Ray adjusted his tactics. He then activated Primal Naturalist’s ‘Beast-Speak.’
He didn't make eye contact yet. He averted his gaze slightly, angling his body sideways, a universal sign in the animal kingdom that says,
I am not challenging you.
He kept his hands open and low.
The effect was subtle but powerful.
The Iron-Hide Matriarch stopped mid-roar. She blinked, her massive head tilting to the side. She sniffed the air loudly, her nostrils flaring.
This small, two-legged thing wasn't flaring mana like the other one. It wasn't posturing. It moved like the wind through the grass.
Is it prey?
No, it wasn't running.
Is it a threat?
No, it wasn't challenging.
Ray stopped ten feet away. He let out a low, soft exhale, matching the rhythm of the bear's own breathing.
The Iron-hide Matriarch lowered her paws to the ground. She didn't retreat, but the tension in her shoulders dropped.
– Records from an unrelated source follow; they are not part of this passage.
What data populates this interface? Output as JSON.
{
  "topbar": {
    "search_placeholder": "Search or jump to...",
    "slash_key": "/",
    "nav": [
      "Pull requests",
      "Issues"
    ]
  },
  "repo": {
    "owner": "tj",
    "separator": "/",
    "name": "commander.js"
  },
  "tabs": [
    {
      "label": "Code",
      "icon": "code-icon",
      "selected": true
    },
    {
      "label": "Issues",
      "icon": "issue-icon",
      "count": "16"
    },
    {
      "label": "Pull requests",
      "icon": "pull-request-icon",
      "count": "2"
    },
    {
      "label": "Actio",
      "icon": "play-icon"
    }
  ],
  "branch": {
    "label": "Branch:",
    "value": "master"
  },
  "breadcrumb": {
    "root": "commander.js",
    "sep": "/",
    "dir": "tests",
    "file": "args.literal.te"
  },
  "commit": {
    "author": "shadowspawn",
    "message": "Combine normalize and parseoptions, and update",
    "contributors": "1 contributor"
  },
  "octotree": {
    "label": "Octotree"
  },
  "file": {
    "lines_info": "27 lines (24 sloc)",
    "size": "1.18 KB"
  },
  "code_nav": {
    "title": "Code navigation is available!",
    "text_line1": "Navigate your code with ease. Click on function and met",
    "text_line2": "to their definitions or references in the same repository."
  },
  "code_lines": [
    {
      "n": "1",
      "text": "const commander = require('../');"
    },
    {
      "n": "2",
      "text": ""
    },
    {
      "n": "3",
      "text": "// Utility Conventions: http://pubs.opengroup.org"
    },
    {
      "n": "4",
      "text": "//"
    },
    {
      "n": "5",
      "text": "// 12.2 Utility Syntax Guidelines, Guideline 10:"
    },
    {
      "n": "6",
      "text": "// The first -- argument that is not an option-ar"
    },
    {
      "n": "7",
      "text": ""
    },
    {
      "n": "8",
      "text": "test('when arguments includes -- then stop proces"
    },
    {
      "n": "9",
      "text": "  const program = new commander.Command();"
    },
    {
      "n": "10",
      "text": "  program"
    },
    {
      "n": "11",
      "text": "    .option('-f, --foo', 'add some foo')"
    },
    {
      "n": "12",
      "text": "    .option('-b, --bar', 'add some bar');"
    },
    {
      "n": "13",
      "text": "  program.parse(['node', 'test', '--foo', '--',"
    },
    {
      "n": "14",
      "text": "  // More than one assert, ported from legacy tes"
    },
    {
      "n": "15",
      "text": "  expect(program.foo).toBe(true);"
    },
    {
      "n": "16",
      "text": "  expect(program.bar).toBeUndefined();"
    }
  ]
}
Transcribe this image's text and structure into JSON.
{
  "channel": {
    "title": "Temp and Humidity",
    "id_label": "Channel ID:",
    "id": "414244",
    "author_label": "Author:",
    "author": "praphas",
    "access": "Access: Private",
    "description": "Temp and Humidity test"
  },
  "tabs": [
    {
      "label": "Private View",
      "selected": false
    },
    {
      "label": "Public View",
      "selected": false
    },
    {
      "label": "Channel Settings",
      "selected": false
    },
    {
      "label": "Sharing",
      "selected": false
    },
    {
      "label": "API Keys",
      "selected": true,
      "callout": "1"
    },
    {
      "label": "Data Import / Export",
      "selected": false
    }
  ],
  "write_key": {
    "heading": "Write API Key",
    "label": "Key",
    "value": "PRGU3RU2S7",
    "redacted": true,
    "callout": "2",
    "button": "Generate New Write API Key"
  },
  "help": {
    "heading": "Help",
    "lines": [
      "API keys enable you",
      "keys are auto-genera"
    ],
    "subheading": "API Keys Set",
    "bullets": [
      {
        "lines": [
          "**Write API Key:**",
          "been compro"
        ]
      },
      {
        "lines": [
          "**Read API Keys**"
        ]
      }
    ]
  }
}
She watched Ray with intense, confused curiosity, her ears flicking back and forth.
Ray slowly turned his head, finally locking eyes with her, not with a glare, but with a soft, blinking gaze.
“That’s it, girl,”
Ray said, his voice dropping to a low, rumbling timbre that vibrated in his chest, a tone suggested by the Naturalist.
“We’re just having a look.”
Master Spero’s eyebrows shot up. She leaned forward, her whip dangling forgotten in her hand. She had seen students freeze beasts with fear, but she had never seen a student de-escalate a raging predator simply by breathing correctly.